Project – Standout Cardigan
Pattern Book – #500886 Sumer Standouts
Yarn – Patons Silk Bamboo colorway #58425 Lotus
Seaming. The word brings a little shutter to my heart. I have heard many stories about a sweater ruined due to bad seaming. There are also stories about sweaters that are knit, but never finished because the knitter does not want to deal with the seaming. And the worst story of all is the one where a knitter pays someone else to seam and finish off the sweater because it is just too hard. Yep, a little shutter.
To be honest, my first attempt at seaming did not go well at all. After several attempts, and lots of time spent watching utube videos and reading reference books, I began to understand why a knitter would pay someone else to finish things. I folded the whole thing up and brought it to an experienced sweater knitter and said "help". She told me something that made all the difference in the world.
Many sweater knitting patterns instruct you to slip the first stitch of every row and work any increases or decreases after the slip. This creates a selvage edge that makes seaming easier. Here is where I was making my mistake. I was seaming using the selvage edge. Wrong. The selvage is there to help you see where the next stitch starts and it is that stitch that you are using when seaming. Armed with this information everything went pretty smoothly.
First I attached the sleeves.
I pinned the middle, and then the ends, and smoothed things out as evenly as possible in between. After backing up a few times, I learned to look ahead and be certain the sides were even. Occasionally I had to skip a stitch on one side or the other to keep everything lined up.
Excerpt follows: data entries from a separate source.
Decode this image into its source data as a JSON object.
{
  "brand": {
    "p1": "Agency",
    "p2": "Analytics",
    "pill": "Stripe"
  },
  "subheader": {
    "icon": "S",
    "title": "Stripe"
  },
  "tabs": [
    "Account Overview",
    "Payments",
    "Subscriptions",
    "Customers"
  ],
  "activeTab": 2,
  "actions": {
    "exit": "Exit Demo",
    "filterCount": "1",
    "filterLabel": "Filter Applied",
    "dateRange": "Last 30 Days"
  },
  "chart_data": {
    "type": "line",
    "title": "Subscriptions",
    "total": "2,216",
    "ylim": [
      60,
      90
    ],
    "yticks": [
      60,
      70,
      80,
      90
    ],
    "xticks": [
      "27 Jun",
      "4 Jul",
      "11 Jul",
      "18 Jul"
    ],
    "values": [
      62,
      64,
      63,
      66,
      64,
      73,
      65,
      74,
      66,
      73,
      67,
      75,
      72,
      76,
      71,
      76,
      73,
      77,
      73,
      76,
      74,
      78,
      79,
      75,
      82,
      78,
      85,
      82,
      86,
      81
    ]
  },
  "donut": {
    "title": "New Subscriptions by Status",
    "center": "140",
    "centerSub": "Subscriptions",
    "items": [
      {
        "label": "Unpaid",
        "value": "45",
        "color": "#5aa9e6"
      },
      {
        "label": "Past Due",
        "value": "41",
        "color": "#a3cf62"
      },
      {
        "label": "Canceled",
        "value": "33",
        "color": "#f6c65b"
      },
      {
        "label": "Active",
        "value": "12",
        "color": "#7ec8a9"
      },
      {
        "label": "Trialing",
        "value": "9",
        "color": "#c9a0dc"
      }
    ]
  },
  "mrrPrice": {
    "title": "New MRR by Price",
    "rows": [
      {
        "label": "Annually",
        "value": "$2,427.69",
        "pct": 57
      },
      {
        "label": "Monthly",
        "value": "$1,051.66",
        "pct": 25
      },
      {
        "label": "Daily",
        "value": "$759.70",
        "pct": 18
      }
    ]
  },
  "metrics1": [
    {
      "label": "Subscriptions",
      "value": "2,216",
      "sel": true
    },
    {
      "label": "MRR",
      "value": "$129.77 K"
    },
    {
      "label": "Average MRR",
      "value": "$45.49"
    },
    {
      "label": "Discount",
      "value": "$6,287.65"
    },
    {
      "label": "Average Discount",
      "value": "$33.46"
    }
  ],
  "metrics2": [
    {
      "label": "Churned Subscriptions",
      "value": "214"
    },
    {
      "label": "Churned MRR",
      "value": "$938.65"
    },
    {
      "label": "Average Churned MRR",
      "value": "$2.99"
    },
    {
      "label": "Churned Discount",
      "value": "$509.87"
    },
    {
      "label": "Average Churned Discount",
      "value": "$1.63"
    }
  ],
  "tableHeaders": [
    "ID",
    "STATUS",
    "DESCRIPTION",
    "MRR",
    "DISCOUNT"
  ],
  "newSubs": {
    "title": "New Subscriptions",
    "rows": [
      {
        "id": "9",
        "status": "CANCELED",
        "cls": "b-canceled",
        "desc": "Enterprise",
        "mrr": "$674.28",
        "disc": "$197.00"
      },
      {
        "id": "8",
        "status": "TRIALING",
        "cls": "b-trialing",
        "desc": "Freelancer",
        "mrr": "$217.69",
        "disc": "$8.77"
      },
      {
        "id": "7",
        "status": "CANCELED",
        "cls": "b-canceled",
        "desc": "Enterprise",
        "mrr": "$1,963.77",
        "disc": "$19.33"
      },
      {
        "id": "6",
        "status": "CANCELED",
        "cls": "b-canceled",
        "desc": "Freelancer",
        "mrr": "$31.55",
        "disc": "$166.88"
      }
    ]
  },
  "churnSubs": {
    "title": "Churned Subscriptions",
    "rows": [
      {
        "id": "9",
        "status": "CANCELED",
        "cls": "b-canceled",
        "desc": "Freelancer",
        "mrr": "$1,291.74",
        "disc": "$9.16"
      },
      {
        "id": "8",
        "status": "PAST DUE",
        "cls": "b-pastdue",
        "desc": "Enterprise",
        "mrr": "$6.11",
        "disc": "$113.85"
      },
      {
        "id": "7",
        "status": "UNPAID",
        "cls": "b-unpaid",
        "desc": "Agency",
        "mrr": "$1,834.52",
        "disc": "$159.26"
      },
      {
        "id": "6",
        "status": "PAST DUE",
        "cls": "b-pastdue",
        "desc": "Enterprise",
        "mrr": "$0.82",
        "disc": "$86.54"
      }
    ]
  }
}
Picked up stitches from the back...
... and then from the sleeve:
Back and forth, over and over. Every five or six stitches I pulled the yarn...
... and the result is a nice, pretty seam.
I repeated the whole process for the side seams.
In the end, it looks like a real sweater:
I slipped it on and it fits perfectly! All that is left to do is work the button bands and make a couple of ruffles. Oh, and weave in the ends.